Il sequestro di Alberto Filippi (web)
È durato circa un’ora – apparsa sicuramente come un’eternità – il sequestro dell’ex senatore leghista Alberto Filippi che si è verificato nella tarda serata di venerdì scorso, appena dopo il rientro nella sua abitazione alle porte di Vicenza: un caso denunciato dallo stesso senatore, brutalmente aggredito (con una prognosi di 10 giorni) e derubato per svariate migliaia di euro; ma con la paura che resta il principale sentimento provato in quegli attimi.

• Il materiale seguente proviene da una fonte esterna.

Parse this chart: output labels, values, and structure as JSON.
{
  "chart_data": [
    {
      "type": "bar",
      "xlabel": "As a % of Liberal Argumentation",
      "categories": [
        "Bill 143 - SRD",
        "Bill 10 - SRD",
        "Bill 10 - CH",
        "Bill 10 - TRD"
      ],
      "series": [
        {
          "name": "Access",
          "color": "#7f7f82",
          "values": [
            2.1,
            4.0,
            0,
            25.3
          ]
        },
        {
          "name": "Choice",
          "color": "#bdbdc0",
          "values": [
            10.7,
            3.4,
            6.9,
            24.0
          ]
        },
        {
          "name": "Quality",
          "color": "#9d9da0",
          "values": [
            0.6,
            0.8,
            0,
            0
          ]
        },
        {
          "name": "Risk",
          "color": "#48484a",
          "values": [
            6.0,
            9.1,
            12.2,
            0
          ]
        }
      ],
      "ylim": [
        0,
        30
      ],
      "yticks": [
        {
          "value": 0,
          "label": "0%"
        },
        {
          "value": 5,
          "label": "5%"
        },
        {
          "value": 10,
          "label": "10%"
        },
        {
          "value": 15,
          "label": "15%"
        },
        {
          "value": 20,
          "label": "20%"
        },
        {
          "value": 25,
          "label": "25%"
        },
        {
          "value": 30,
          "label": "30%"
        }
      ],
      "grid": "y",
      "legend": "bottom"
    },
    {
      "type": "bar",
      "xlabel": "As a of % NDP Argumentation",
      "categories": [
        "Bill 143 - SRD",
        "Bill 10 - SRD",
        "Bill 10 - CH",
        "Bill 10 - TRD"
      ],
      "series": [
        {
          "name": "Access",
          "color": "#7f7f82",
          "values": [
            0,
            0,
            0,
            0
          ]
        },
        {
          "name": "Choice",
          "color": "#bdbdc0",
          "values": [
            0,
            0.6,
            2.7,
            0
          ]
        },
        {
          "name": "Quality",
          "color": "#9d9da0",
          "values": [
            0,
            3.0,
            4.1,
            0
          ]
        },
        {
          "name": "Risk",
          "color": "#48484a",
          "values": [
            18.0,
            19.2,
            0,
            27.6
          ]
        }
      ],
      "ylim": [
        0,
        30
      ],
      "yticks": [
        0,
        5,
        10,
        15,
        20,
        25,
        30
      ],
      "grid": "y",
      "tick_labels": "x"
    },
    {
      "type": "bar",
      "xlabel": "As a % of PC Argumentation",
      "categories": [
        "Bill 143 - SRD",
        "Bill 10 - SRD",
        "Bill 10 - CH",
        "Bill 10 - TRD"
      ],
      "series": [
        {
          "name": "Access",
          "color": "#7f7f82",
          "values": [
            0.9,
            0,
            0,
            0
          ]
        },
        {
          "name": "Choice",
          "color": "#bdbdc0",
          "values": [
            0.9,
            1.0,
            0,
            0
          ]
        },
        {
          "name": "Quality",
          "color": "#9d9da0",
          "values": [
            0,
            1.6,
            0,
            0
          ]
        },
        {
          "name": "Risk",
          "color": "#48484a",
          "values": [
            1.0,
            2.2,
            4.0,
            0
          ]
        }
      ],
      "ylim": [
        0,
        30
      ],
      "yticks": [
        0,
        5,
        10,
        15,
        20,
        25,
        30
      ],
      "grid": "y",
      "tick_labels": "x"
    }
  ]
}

Procedendo per ordine, secondo le ricostruzioni fatte dallo stesso Alberto Filippi, erano circa le 23 di venerdì quando un gruppo di quattro o cinque malviventi l’hanno raggiunto nel garage della sua abitazione, nascosti all’interno di un cespuglio: dopo una breve colluttazione, nel momento in cui gli hanno puntato una pistola al volo ha accettato di aprire le porte della sua abitazione, nella quale si trovavano anche la moglie e le figlie di 10 e 13 anni.
Alberto Filippi, a quel punto, è stato sequestrato all’interno di una stanza, minacciato con un cacciavite; mentre alla moglie e alle figlie è capitato lo stesso destino ma – fortunatamente – senza percosse: tutto sarebbe durato all’incirca un’ora, tempo in cui i malviventi hanno sottratto numerosi oggetti di valore, con l’ex senatore che ha stimato la refurtiva tra i 2,5 e i 3 milioni di euro, “frutto dei sacrifici di una vita messi da parte”.